1'224 Personen lebten Ende 2018 in einem der 14 Alters- und Pflegeheime in der Stadt Luzern. 62 Prozent der Heimbewohnerinnen und –bewohner waren 85 Jahre alt oder älter. Der Frauenanteil lag über alle Altersgruppen betrachtet bei 72 Prozent. Der Anteil Frauen nimmt mit steigendem Alter zu; in der Alterskategorie der 65- bis-74-Jährigen lag er bei 58 Prozent und in der Alterskategorie der Über-84-Jährigen bei 78 Prozent.

2018 lebten, gemessen an der Wohnbevölkerung der Stadt Luzern, 18 Prozent der 85- bis 94-jährigen Männer und 28 Prozent der gleichaltrigen Frauen in einem Alters- oder Pflegeheim. In der Altersgruppe der 95-Jährigen und älter wohnten 44 Prozent der Männer und 60 Prozent der Frauen in einem Alters- und Pflegeheim. Im Schnitt erfolgt der Eintritt in ein Alters- und Pflegeheim mit 82 Jahren.

Die Kurzzeitaufenthalte nehmen weiterhin zu

Im Jahr 2018 verzeichneten die Alters- und Pflegeheimen der Stadt Luzern 1'221 Eintritte und 1'243 Austritte. Im Vergleich zum Vorjahr sind mehr Personen ein- (+23%) wie auch ausgetreten (+22%). Ein Anstieg war bereits von 2016 auf 2017 ersichtlich und ist auch im Jahr 2018 durch die überdurchschnittliche Zunahme der Kurzzeitaufenthalte bedingt und hat methodische Gründe. Seit 2017 werden Eintritte für die Akut- und Übergangspflege separat erfasst.
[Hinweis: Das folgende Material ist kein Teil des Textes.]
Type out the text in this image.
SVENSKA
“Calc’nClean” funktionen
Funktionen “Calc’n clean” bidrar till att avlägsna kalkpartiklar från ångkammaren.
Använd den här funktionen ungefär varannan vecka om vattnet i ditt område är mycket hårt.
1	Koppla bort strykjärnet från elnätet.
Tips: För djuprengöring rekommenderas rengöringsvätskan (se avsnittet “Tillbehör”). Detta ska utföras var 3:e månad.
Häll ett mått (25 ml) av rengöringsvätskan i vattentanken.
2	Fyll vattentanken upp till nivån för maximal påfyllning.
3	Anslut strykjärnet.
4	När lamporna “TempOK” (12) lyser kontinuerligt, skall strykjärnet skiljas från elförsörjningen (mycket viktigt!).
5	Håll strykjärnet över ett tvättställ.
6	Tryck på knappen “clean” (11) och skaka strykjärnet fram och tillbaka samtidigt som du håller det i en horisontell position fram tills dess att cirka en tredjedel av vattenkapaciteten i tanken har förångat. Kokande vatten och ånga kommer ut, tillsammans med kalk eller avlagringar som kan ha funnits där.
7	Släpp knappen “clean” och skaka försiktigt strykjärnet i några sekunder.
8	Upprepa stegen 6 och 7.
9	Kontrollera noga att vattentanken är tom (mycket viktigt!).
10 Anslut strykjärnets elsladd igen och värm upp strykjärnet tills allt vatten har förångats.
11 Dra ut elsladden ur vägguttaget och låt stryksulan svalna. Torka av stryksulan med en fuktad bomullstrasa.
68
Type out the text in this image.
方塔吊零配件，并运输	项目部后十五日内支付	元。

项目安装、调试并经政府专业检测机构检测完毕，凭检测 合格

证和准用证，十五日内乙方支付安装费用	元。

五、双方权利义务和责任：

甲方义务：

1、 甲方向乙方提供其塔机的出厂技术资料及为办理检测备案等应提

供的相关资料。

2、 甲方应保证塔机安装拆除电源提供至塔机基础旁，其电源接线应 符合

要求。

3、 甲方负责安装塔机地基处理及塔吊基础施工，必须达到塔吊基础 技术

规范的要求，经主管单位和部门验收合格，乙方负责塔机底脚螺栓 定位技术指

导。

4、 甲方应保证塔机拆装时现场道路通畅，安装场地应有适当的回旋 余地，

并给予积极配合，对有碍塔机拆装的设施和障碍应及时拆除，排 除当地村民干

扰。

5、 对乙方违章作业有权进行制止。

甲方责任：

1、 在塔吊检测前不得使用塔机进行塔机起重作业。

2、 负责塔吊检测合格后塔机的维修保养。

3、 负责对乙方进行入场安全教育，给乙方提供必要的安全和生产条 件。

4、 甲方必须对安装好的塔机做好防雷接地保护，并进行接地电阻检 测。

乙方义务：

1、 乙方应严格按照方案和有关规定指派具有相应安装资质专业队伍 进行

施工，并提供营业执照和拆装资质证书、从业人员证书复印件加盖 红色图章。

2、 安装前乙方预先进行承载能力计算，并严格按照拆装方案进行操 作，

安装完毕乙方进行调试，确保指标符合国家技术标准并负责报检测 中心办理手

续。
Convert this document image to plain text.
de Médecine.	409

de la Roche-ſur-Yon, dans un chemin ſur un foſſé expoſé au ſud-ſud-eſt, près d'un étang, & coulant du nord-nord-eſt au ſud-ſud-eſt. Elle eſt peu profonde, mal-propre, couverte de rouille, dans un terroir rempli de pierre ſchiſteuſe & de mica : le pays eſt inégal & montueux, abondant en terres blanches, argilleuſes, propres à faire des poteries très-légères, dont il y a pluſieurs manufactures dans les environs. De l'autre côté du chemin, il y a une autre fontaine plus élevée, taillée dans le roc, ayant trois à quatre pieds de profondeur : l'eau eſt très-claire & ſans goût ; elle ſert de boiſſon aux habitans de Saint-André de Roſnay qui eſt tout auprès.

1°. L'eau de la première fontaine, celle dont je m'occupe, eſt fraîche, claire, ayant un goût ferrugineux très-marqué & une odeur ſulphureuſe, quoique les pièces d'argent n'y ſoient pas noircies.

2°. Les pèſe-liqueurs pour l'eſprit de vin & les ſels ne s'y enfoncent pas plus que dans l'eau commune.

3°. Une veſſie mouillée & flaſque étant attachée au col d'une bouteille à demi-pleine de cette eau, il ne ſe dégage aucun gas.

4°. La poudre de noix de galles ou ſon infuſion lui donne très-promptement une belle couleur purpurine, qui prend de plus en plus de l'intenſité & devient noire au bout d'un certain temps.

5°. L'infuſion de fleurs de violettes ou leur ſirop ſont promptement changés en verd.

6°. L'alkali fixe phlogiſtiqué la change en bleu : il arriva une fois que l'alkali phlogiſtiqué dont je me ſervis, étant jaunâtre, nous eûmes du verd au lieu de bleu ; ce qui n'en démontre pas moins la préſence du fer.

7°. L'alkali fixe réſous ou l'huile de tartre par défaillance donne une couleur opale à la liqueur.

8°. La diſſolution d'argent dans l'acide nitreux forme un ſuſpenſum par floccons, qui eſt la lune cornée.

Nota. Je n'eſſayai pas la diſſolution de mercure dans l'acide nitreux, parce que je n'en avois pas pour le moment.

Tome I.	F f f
Falls die Klientinnen und Klienten länger als 14 Tage im Heim bleiben, werden zwei Eintritte gezählt (gemäss gesetzlicher Grundlage dürfen für die Akut- und Übergangspflege maximal 14 Tage verrechnet werden). Jeweils etwas mehr als die Hälfte, die in ein Heim ein- oder austraten, verbrachten dort einen Kurzzeitaufenthalt. Zu diesen zählen Aufenthalte zur Entlastung der pflegenden Angehörigen, Zwischenlösungen für Personen, die nicht sofort einen Platz im gewünschten Heim erhalten, sowie vorübergehende Aufenthalte nach einem Krankenhausaufenthalt.

2018 zogen 544 Personen für einen Langzeitaufenthalt in ein Alters- und Pflegeheim. 43 Prozent dieser Eintretenden kam direkt im Anschluss an einen Krankenhausaufenthalt ins Heim, 38 Prozent hatten zuvor zu Hause gewohnt.

580 Austritte waren auf Personen in einem Langzeitaufenthalt zurückzuführen. Von ihnen waren 81 Prozent im Heim verstorben, 7 Prozent kehrten nach Hause zurück. Die durchschnittliche Aufenthaltsdauer der Bewohnerinnen und Bewohner in einem Langzeitaufenthalt betrug 2,3 Jahre.